DTN Early Word Grains

Hot Beans on a Cold Morning

6:00 a.m. CME Globex:

March corn was fractionally lower, March soybeans were 3 cents higher, and March Chicago (SRW) wheat was 1 cent lower.

CME Globex Recap:

Soybeans were higher again overnight, while corn and wheat markets were quietly mixed. Corn found itself fractionally lower again early Wednesday morning, unable to find spillover buying interest from the oilseed complex. Other commodities were mixed with softs mostly higher, energies mostly lower and metals mostly higher. The U.S. dollar index was lower while DJIA futures traded higher.

OUTSIDE MARKETS:

The Dow Jones Industrial Average closed 7.85 points lower at 24,746.21, the Nasdaq Composite lost 23.71 points (0.3%) to 6,936.36, and the S&P 500 dipped 2.84 points (0.1%) to 2,680.50 Tuesday. DJIA futures were 13 points higher early Wednesday morning. Asian markets closed mostly higher with Japan's Nikkei 225 up 18.52 points, Hong Kong's Hang Seng gaining 19.65 points, and China's Shanghai Composite off 30.34 points (0.9%). European markets were trading mostly higher with London's FTSE 100 up 15.43 points (0.2%), Germany's DAX gaining 10.83 points, and France's CAC 40 up 4.91 points.

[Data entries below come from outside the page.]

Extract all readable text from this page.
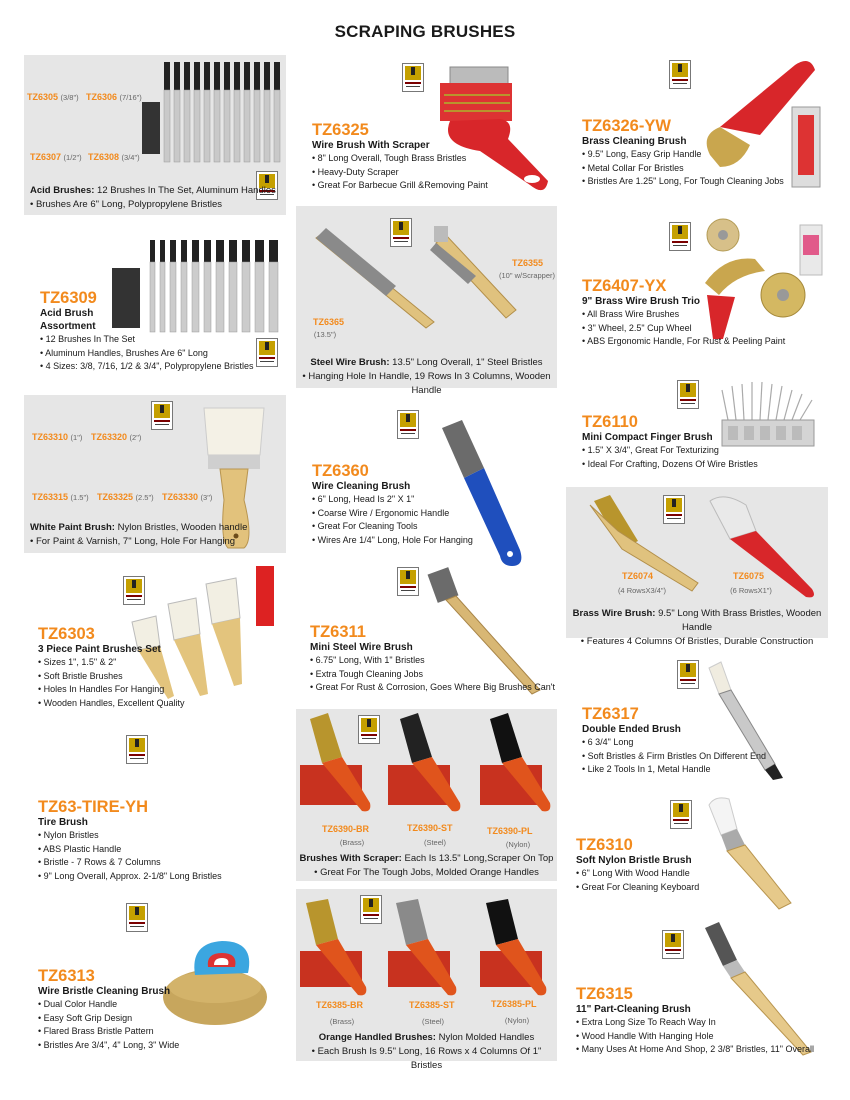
SCRAPING BRUSHES
TZ6305 (3/8") TZ6306 (7/16")
TZ6307 (1/2") TZ6308 (3/4")
Acid Brushes: 12 Brushes In The Set, Aluminum Handles
• Brushes Are 6" Long, Polypropylene Bristles
TZ6309
Acid Brush
Assortment
• 12 Brushes In The Set
• Aluminum Handles, Brushes Are 6" Long
• 4 Sizes: 3/8, 7/16, 1/2 & 3/4", Polypropylene Bristles
TZ63310 (1") TZ63320 (2")
TZ63315 (1.5") TZ63325 (2.5") TZ63330 (3")
White Paint Brush: Nylon Bristles, Wooden handle
• For Paint & Varnish, 7" Long, Hole For Hanging
TZ6303
3 Piece Paint Brushes Set
• Sizes 1", 1.5" & 2"
• Soft Bristle Brushes
• Holes In Handles For Hanging
• Wooden Handles, Excellent Quality
TZ63-TIRE-YH
Tire Brush
• Nylon Bristles
• ABS Plastic Handle
• Bristle - 7 Rows & 7 Columns
• 9" Long Overall, Approx. 2-1/8" Long Bristles
TZ6313
Wire Bristle Cleaning Brush
• Dual Color Handle
• Easy Soft Grip Design
• Flared Brass Bristle Pattern
• Bristles Are 3/4", 4" Long, 3" Wide
TZ6325
Wire Brush With Scraper
• 8" Long Overall, Tough Brass Bristles
• Heavy-Duty Scraper
• Great For Barbecue Grill &Removing Paint
TZ6355
(10" w/Scrapper)
TZ6365
(13.5")
Steel Wire Brush: 13.5" Long Overall, 1" Steel Bristles
• Hanging Hole In Handle, 19 Rows In 3 Columns, Wooden Handle
TZ6360
Wire Cleaning Brush
• 6" Long, Head Is 2" X 1"
• Coarse Wire / Ergonomic Handle
• Great For Cleaning Tools
• Wires Are 1/4" Long, Hole For Hanging
TZ6311
Mini Steel Wire Brush
• 6.75" Long, With 1" Bristles
• Extra Tough Cleaning Jobs
• Great For Rust & Corrosion, Goes Where Big Brushes Can't
TZ6390-BR
(Brass)
TZ6390-ST
(Steel)
TZ6390-PL
(Nylon)
Brushes With Scraper: Each Is 13.5" Long,Scraper On Top
• Great For The Tough Jobs, Molded Orange Handles
TZ6385-BR
(Brass)
TZ6385-ST
(Steel)
TZ6385-PL
(Nylon)
Orange Handled Brushes: Nylon Molded Handles
• Each Brush Is 9.5" Long, 16 Rows x 4 Columns Of 1" Bristles
TZ6326-YW
Brass Cleaning Brush
• 9.5" Long, Easy Grip Handle
• Metal Collar For Bristles
• Bristles Are 1.25" Long, For Tough Cleaning Jobs
TZ6407-YX
9" Brass Wire Brush Trio
• All Brass Wire Brushes
• 3" Wheel, 2.5" Cup Wheel
• ABS Ergonomic Handle, For Rust & Peeling Paint
TZ6110
Mini Compact Finger Brush
• 1.5" X 3/4", Great For Texturizing
• Ideal For Crafting, Dozens Of Wire Bristles
TZ6074
(4 RowsX3/4")
TZ6075
(6 RowsX1")
Brass Wire Brush: 9.5" Long With Brass Bristles, Wooden Handle
• Features 4 Columns Of Bristles, Durable Construction
TZ6317
Double Ended Brush
• 6 3/4" Long
• Soft Bristles & Firm Bristles On Different End
• Like 2 Tools In 1, Metal Handle
TZ6310
Soft Nylon Bristle Brush
• 6" Long With Wood Handle
• Great For Cleaning Keyboard
TZ6315
11" Part-Cleaning Brush
• Extra Long Size To Reach Way In
• Wood Handle With Hanging Hole
• Many Uses At Home And Shop, 2 3/8" Bristles, 11" Overall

The euro added 0.0023 to 1.1881 as the U.S. dollar index lost 0.20 to 93.10. March 30-year T-Bonds were unchanged at 151'20 while February gold gained $3.10 to $1,290.60. January bitcoin (CME) was $90 lower at $15,695. Crude oil was $0.40 lower at $59.57 while Brent crude lost $0.74 to $66.28. China's Dalian soybean futures were lower while Malaysian palm oil futures were higher overnight.

BULL BEAR
1) Light spillover buying from soybeans could support corn Wednesday. 1)

Tuesday's weekly export inspections (for the week ending Thursday, Dec. 21) corn demand running well behind expectations.

2) Old-crop March soybeans posted bullish technical signals Tuesday, indicating its short-term trend has turned up. 2) Soybeans are in the process of establishing bearish long-term technical patterns on monthly charts.
3) Below normal temperatures across the U.S. Southern Plains could spark light buying interest in new-crop Kansas City wheat. 3) Pressure could continue in old-crop Chicago wheat, limiting buying interest in new-crop Kansas City.

The weekly Newsom on the Market column can be found on subscription sites only. On DTN Pro it is in News/Town Hall and on MyDTN in News/Columns.

MORE COMMODITY-SPECIFIC COMMENTS

CORN This may shock you, and if so I apologized in advance, but the corn market was quiet overnight. Old-crop market posted a half-cent trading range (yes, a 1/2-cent range) on volume (futures only) of 3,100 contracts. Technically, March corn remains in a minor (short-term) uptrend on its daily chart, finding resistance near $3.53 1/2. This price marks the 50% retracement level of the previous sell-off from $3.60 1/2 to $3.46 1/2. New-crop December corn is similar in that it too posted a 1/2-cent trading range on low trade volume, all while maintaining the semblance of a minor uptrend on its daily chart. Wednesday's session is expected to stay quiet, even if soybeans start to extend its overnight rally.

SOYBEANS As discussed Tuesday in this space, soybean contracts (both old-crop and new-crop) established minor (short-term) uptrends on their daily charts. Furthermore, old-crop March left a bullish breakaway gap between Friday's high of $9.62 3/4 and Tuesday's low of $9.63. For now, most of the buying has been tied to noncommercial traders while futures spreads trade flat at bearish levels of carry. However, DTN's Todd Hultman noted following last Friday's CFTC Commitment of Traders report (legacy, futures only) that the commercial classification had moved back to a net-long futures position of 29,127 contracts (as of Tuesday, Dec. 19). The previous CFTC CoT report had this same group holding a net-short futures position of 14,955 contracts. Fundamentally, there is little fresh news as traders continue to watch South American weather maps.

WHEAT Winter wheat markets were mixed early Wednesday morning following a quiet overnight session. Chicago (SRW) futures were fractionally lower while Kansas City (HRW) were fractionally mixed. Support, if one wants to call it that, in new-crop Kansas City continues to be tied to the lack of precipitation combined with below normal temperatures across the U.S. Southern Plains. Meanwhile, from a technical point of view, the July Kansas City contract remains in an uptrend on its weekly chart, though Tuesday's lower trade was disappointing. Support is still seen at the contract low of $4.40 1/4 while the initial upside target is up near $4.83 1/2.